Stigma is one of the main reasons why people with psychiatric illness stop taking the medications that help manage their symptoms. Even though they know that abruptly quitting their medication may induce a relapse, people get caught up in the false belief that the absence of medication means they are not ill. This is especially dangerous when it comes to dating. Not disclosing any significant information about current conditions counts as a major infraction that could tank a shidduch, yet some people are advised to go off their psychiatric drugs prematurely so as to be able to “honestly” say that they are fine. This puts vulnerable people at risk. Dating is stressful enough and it is only exacerbated by not having the support of helpful medication or by the pressure of trying to conceal significant aspects of one’s life story.

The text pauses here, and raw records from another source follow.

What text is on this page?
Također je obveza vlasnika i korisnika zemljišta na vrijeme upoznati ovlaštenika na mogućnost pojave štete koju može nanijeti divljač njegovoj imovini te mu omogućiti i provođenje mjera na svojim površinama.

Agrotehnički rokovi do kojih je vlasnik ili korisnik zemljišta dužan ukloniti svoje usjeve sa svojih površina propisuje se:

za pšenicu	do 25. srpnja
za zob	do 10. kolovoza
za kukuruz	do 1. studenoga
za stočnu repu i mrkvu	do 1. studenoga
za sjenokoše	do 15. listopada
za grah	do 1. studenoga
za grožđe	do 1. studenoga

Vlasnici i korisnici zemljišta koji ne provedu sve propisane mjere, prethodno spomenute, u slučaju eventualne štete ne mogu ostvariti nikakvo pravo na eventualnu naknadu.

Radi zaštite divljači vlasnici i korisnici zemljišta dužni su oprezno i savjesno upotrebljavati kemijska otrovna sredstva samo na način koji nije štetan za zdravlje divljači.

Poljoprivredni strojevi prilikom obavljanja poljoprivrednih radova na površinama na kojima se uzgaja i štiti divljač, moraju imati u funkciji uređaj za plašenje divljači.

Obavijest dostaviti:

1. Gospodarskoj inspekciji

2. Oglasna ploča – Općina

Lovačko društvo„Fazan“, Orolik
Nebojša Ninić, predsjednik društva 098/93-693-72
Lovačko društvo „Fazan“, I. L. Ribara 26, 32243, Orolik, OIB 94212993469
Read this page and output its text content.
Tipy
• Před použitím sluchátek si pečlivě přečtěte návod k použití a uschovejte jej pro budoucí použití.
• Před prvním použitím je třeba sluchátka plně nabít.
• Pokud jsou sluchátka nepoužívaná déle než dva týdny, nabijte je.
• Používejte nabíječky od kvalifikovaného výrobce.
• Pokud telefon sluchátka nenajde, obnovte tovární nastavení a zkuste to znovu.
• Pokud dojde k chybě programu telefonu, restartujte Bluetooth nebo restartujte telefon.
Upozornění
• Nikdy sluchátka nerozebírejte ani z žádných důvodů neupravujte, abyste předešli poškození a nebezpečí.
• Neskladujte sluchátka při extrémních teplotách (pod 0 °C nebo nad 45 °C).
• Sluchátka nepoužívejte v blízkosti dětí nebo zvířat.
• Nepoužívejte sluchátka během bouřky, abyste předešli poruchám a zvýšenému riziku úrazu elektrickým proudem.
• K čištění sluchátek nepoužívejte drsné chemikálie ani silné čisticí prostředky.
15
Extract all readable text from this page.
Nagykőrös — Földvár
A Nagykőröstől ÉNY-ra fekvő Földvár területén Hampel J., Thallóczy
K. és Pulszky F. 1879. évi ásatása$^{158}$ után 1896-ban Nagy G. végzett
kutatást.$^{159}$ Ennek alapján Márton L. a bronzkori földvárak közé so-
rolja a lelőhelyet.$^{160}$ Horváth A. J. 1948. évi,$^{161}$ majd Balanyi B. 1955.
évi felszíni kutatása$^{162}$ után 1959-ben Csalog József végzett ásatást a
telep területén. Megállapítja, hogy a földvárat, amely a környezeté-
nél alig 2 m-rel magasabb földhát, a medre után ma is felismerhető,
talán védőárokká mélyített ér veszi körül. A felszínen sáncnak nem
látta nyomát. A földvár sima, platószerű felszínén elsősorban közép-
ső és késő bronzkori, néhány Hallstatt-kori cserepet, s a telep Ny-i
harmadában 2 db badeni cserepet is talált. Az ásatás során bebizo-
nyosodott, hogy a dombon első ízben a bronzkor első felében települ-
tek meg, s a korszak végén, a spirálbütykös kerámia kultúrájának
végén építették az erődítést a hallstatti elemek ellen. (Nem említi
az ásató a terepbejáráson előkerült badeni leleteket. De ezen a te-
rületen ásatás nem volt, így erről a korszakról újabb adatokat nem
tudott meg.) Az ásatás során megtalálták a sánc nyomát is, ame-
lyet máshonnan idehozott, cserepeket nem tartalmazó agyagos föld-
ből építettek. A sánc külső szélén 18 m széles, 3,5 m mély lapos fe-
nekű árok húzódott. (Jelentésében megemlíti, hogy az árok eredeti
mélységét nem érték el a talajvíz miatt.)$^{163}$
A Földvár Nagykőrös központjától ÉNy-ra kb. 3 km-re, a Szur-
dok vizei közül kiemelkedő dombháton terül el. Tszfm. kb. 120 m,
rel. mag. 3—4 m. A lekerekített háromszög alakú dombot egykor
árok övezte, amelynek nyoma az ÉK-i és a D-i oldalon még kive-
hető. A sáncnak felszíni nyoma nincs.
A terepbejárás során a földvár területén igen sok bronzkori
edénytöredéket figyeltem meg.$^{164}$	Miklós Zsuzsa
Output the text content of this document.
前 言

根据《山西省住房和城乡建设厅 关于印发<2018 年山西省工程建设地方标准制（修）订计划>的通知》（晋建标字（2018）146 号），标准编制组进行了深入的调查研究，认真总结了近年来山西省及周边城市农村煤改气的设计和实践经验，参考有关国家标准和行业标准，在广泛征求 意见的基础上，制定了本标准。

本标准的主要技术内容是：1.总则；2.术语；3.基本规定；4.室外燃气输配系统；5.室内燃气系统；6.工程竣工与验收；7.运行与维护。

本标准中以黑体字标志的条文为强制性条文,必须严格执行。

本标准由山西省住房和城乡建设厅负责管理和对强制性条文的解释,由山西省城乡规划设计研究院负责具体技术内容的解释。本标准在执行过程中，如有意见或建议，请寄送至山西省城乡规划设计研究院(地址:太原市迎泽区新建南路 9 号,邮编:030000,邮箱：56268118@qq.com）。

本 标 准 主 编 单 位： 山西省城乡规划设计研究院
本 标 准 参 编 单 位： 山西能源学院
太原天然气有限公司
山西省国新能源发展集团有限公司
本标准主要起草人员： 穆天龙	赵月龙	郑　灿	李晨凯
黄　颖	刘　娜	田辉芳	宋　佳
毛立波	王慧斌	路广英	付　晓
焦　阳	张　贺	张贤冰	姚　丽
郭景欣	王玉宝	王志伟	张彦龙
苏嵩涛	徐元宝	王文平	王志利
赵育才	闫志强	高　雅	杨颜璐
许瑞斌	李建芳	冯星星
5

Mindfulness of the shame and stigma that accompanies physical and mental illness also greatly influences diagnosis, treatment, and ongoing care. A health worker who is non- judgmental and respectful will not be afraid to ask important questions especially about behaviors and attitudes that may have serious consequences such as unusual thoughts, substance use, or sexual practice. Bringing up such topics in a neutral tone of voice acknowledges the vulnerability of the human condition and gives patients permission to talk about their real lives and feelings. The same is true for rabbis, educators and others who interact with people with psychiatric disorders. This is especially important in traditional Jewish life where social connection factors into religious and community domains. Social isolation and loneliness is a huge burden for people with mental illness. While they yearn for connection and affection like all human beings, many people with psychiatric conditions fear that others will shun them. They may self- isolate to protect themselves from even more pain. This in turn exacerbates their illness.

I want to close with a few words of Torah. The theme of tzara’at, often mistranslated as leprosy but more accurately translated as an illness of unknown origin, occurs many times in the Torah, especially in Vaykira, (Leviticus). Tzara’at is shameful and stigmatizing. Our sages wrestle with this dilemma and suggest that tzara’at represents punishment for lashon hara, slander. According to this view, tzara’at is the physical expression of spiritual impurity and metaphysical distress. Those with it are exiled to live outside the camp so as not to contaminate others. Our sacred texts also contain a profoundly redemptive story of tza’arat. The Haftorah of Metzora, Melachim Bet 7:3-20, describes four men with tzara’at who, due to their condition, were forced to live outside the city walls of Shomrom. In a time of desperate famine due to an Aramean siege, their outsider status coupled with Divine intervention positioned them to raid the abandoned enemy camp and secure food. Despite the pain of stigma and being ostracized, these men demonstrated generosity of spirit. They alerted the king as to the abundant supplies of the enemy camp and saved the people of Shomron.

Today, individuals with psychiatric illness are often isolated and ostracized like those with Tza’arat in Ancient Times.

May we have the merit to lessen the shame and stigma of people with psychiatric conditions and, instead, help them receive proper treatment, support their dignity, and welcome them as full members of our communities.